Three-dimensional nanoarchitectures of Co nanoparticles inlayed on N-doped macroporous carbon as bifunctional electrocatalysts for glucose fuel cells

Abstract

Exploring high-performance electrocatalysts is of great importance for developing clean and renewable energy conversion systems such as fuel cells and metal–air batteries. Hybrid nanostructures with transition metal nanoparticles embedded in a carbon matrix exhibit outstanding electrocatalytic activity and have emerged as promising low-cost alternatives to precious metal catalysts for a variety of electrochemical reactions.
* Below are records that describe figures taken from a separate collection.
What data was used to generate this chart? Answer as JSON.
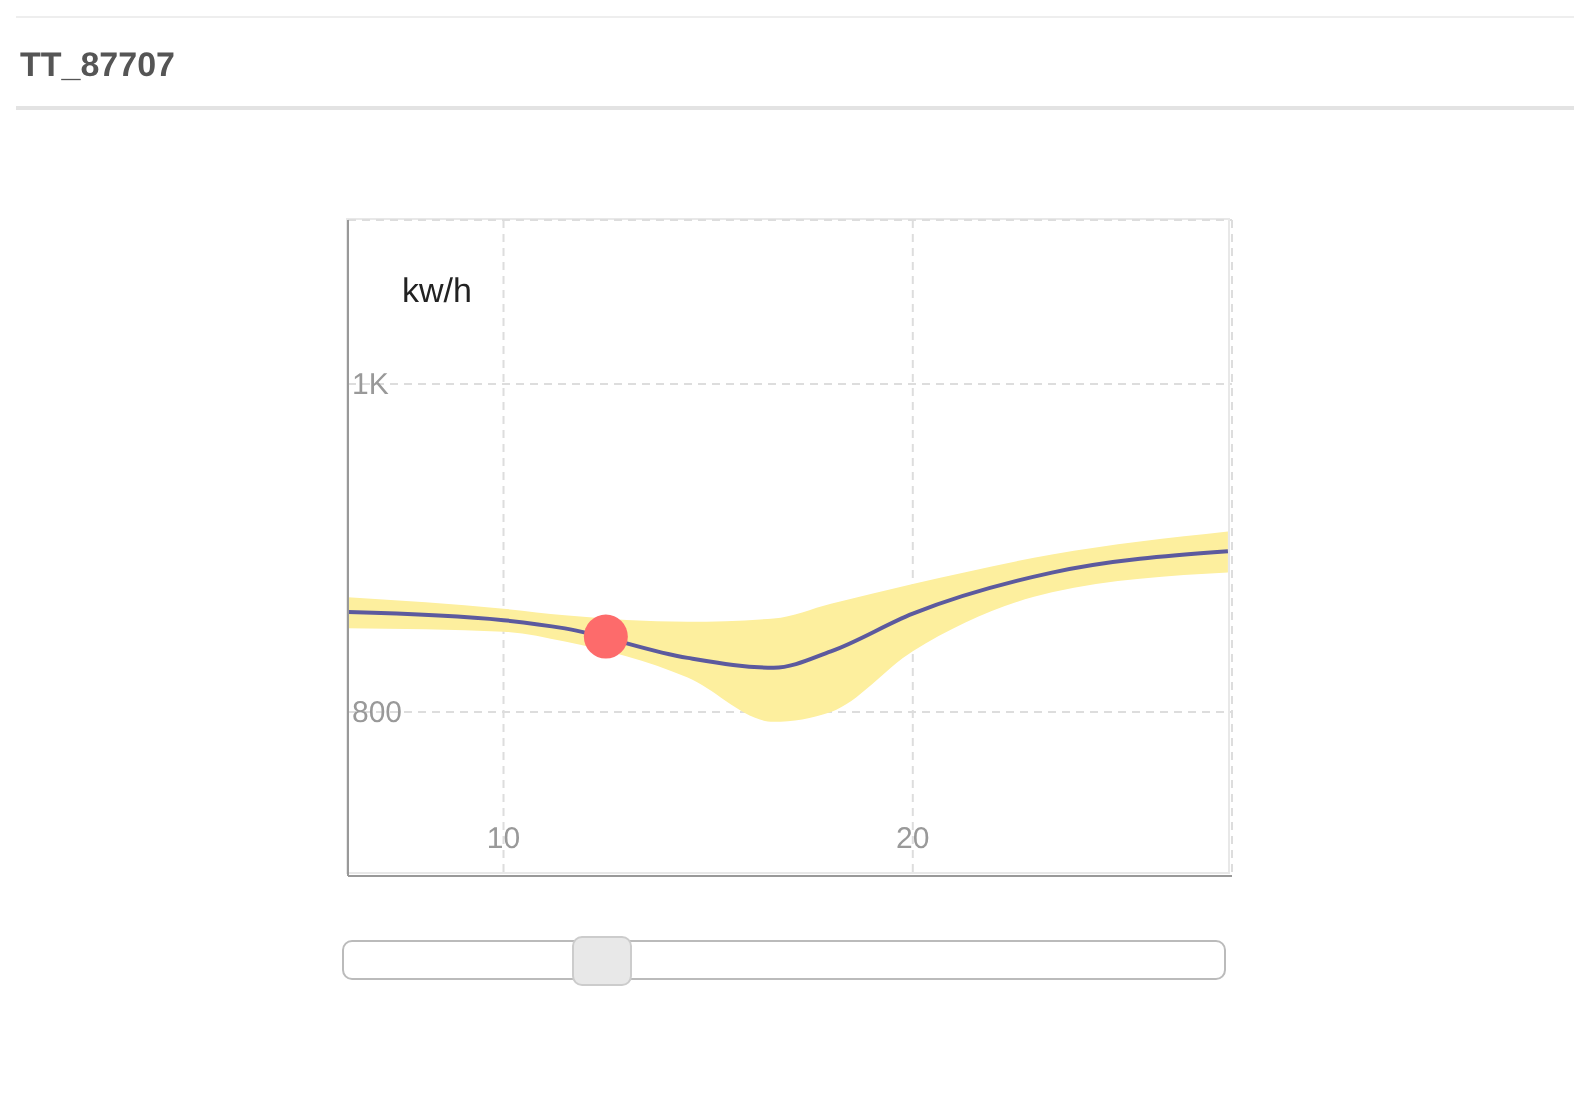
{
  "chart_data": {
    "type": "line",
    "title": "TT_87707",
    "ylabel": "kw/h",
    "xlim": [
      6.2,
      27.8
    ],
    "xticks": [
      10,
      20
    ],
    "ylim": [
      700,
      1100
    ],
    "yticks": [
      {
        "value": 800,
        "label": "800"
      },
      {
        "value": 1000,
        "label": "1K"
      }
    ],
    "grid": true,
    "series": [
      {
        "color": "#5c5a9e",
        "marker": "none",
        "x": [
          6.2,
          10,
          11.5,
          14.5,
          16.6,
          18,
          20,
          23.4,
          27.7
        ],
        "values": [
          861,
          856,
          851,
          833,
          827,
          837,
          860,
          885,
          898
        ],
        "lower": [
          851,
          849,
          843,
          821,
          794,
          800,
          837,
          873,
          885
        ],
        "upper": [
          870,
          863,
          859,
          855,
          857,
          866,
          878,
          896,
          910
        ]
      },
      {
        "type": "scatter",
        "color": "#fd6b6b",
        "marker": "circle",
        "x": [
          12.5
        ],
        "values": [
          846
        ]
      }
    ]
  }
}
Herein, we report a convenient synthesis route to prepare a three-dimensional porous nanoarchitecture with Co nanoparticles (Co NPs) inlayed in nitrogen-doped macroporous carbon (Co/N-MC). The hybrids show an outstanding electrocatalytic activity for the oxygen reduction (ORR) and glucose oxidation reaction (GOR) due to the synergistic contribution of the Co NPs and nitrogen doping in macroporous carbon. Benefitting from their outstanding electrocatalytic activity in the ORR and GOR, a home-made glucose fuel cell (GFC) was set up using Co/N-MC as the anode and cathode material, delivering a considerable power density with decent stability.